Altı savcı değiştirerek devam eden soruşturma 20 Aralık 2016’da tamamlandı. İddianamede “şüpheli” olarak yer alan polis memuru Fatih Dalgalı’nın “olası kasıtla adam öldürmek” suçundan müebbet hapisle cezalandırılması talep edildi.

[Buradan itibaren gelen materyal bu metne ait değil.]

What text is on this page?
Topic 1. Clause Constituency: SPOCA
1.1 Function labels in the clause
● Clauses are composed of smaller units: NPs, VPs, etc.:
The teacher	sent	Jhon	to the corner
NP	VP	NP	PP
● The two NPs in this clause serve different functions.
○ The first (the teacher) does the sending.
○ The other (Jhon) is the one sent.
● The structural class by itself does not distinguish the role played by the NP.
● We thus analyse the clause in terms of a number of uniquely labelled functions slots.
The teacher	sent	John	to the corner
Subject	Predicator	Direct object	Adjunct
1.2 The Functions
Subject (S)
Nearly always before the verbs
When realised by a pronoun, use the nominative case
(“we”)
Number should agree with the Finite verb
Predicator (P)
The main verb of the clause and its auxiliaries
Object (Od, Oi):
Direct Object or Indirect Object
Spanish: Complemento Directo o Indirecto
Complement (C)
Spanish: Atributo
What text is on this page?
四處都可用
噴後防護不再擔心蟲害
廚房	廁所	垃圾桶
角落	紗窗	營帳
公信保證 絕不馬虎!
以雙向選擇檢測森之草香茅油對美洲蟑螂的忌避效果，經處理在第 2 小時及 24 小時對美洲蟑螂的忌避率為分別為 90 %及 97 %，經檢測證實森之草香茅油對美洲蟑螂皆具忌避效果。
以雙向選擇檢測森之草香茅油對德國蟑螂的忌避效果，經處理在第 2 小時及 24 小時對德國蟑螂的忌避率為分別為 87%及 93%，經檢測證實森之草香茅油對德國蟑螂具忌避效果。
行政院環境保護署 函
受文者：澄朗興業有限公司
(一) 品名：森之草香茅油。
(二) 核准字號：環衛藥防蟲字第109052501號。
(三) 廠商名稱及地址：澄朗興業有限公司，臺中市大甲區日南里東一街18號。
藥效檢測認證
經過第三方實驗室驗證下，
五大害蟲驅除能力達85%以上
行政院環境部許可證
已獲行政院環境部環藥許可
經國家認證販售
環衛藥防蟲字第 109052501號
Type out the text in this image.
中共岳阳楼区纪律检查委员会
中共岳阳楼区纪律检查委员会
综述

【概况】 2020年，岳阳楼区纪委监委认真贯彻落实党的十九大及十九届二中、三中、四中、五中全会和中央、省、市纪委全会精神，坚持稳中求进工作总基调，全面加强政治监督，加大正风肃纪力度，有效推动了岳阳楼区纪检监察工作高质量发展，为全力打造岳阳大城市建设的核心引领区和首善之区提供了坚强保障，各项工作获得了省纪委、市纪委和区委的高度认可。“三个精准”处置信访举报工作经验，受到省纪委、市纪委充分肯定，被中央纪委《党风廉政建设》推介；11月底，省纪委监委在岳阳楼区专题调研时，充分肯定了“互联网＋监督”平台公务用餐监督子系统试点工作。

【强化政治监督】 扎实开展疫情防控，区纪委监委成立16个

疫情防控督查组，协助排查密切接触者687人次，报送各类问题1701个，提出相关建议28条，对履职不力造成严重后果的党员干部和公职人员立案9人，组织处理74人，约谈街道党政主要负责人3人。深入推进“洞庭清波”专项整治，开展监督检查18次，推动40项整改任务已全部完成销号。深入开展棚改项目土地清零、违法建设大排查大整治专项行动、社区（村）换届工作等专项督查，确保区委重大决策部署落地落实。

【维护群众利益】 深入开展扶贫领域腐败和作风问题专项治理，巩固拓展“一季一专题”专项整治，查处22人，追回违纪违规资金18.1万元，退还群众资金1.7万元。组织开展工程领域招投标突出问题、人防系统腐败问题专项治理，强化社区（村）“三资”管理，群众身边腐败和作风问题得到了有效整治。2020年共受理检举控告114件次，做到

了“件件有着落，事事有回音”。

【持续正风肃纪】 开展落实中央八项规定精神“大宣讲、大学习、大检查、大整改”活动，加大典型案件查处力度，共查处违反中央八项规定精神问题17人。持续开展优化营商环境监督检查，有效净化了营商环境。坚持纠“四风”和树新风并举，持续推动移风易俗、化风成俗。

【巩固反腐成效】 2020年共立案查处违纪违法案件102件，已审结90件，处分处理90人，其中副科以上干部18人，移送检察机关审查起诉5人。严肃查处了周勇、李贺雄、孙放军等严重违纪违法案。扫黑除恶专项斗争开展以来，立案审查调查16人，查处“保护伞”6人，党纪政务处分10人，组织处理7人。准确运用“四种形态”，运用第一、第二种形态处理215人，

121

İstanbul 17. Ağır Ceza Mahkemesi’nde açılan davada bugüne dek görülen duruşmalara SEGBİS ile katılan sanık polis, görüntülerdeki kişinin kendisi olmadığını iddia ederken 23 Ocak 2019 tarihli duruşmada dosyaya ulaşan bilirkişi raporunda, Berkin Elvan’ın sanık polis tarafından yapılan atış neticesinde yaralandığı “kuvvetle muhtemel” olarak değerlendirildi. Ancak sanık polisin tutuklanması yönündeki talepler reddedildi.

Berkin Elvan’ın öldürülmesine ilişkin sürdürülen davanın 19. duruşması 29 Ocak’ta İstanbul 17. Ağır Ceza Mahkemesi’nde görüldü. Mütalaada sanık polisin “Bilinçli taksirle ölüme neden olmak” suçundan 2 yıl 8 aydan 9 yıla kadar hapsi talep edildi.

Soruşturma kapsamında ifadesi alınan 42 polis hakkında ise takipsizlik kararı verildi.